Thursday, September 11, 2008

9/11 and the most unlikely Gospel

There are four Gospels: four accounts of our Lord's life, teachings, death and resurrection. And in the pattern of readings for the daily Mass, these Gospels are distributed across the whole year. There had to be something, then, in Divine Providence that every so often, like today, the Gospel passage assigned to the universal calendar speaks with a clarity that tells us that this Word of the Lord is very much intended for us, in real life, here and now.
What is the Gospel for this Thursday of the Twenty-Third Week in Ordinary Time, which in 2008 happens to fall on the anniversary of a dreadful and deadly attack? "Love your enemies."
If we were able to vote off Gospel passages like so many contestants in a reality show, this one would probably rank right next to Jesus' teachings about divorce. It's something most of us might wish just weren't there. Especially in the face of enormous evil, of real, sworn enemies. Things as big as 9/11 can make us dismiss the whole teaching as impossible, even on a small, personal level.
That's where the first reading proves us wrong. Because in a way, St. Paul is telling the Corinthians about loving their enemies.

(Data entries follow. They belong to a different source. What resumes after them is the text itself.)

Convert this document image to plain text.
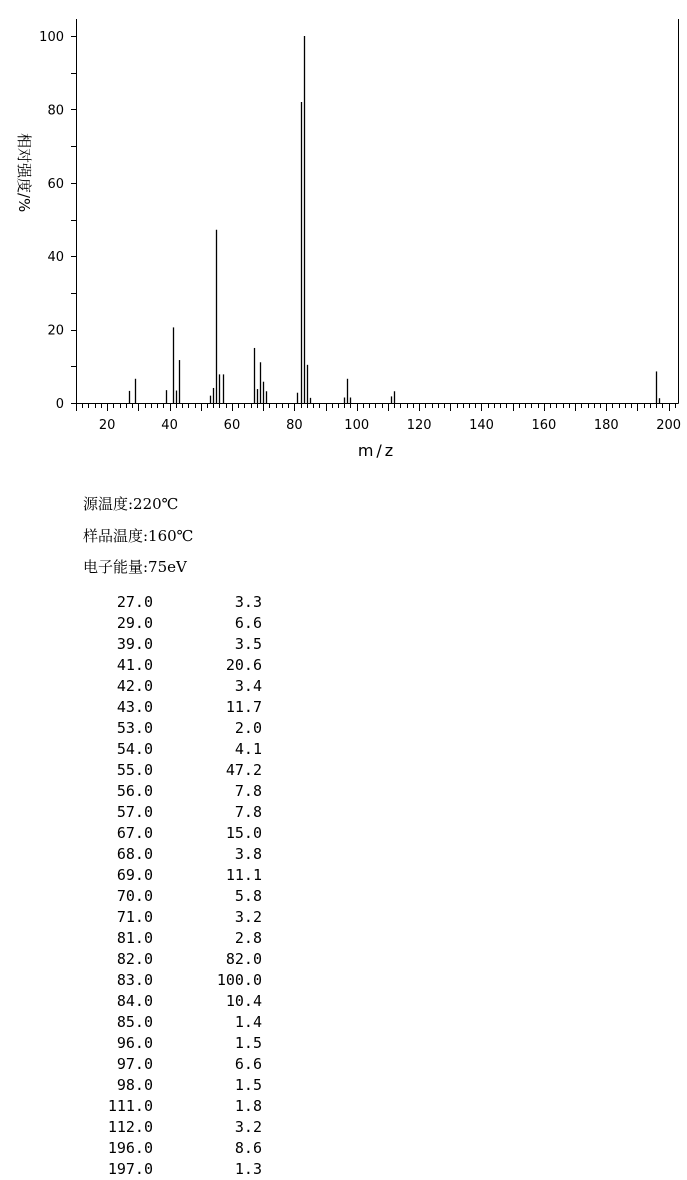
0
20
40
60
80
100
20	40	60	80	100	120	140	160	180	200
m/z
相对强度/%
源温度:220℃
样品温度:160℃
电子能量:75eV
27.0	3.3
29.0	6.6
39.0	3.5
41.0	20.6
42.0	3.4
43.0	11.7
53.0	2.0
54.0	4.1
55.0	47.2
56.0	7.8
57.0	7.8
67.0	15.0
68.0	3.8
69.0	11.1
70.0	5.8
71.0	3.2
81.0	2.8
82.0	82.0
83.0	100.0
84.0	10.4
85.0	1.4
96.0	1.5
97.0	6.6
98.0	1.5
111.0	1.8
112.0	3.2
196.0	8.6
197.0	1.3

The situation was quite different, of course. In a culture where any meat served at meals or sold in the market had probably been part of an animal sacrifice to a pagan god, could Christians eat meat without participating in idolatry? The more sophisticated members of the Church felt free to enjoy any food whatever, but some of the brethren were scandalized. So the weak were imposing on the strong. We tend to think of an enemy as stronger in some way--at least as strong enough to do us harm. Paradoxically, in Corinth, it was the weak who had become the "enemy." And Paul said submitting to the chafing limits they imposed on one's freedom of menu was loving one's enemy. It was a way of protecting the soul of "one for whom Christ died" (Paul's new definition of "neighbor"). Paul doesn't say it, but it is clear that he expects the "weak" of Corinth to love their enemies by refusing to judge them.
"Be merciful as the Heavenly Father," for "while we were enemies, we were reconciled to God by the death of his Son." For Paul, this is everything.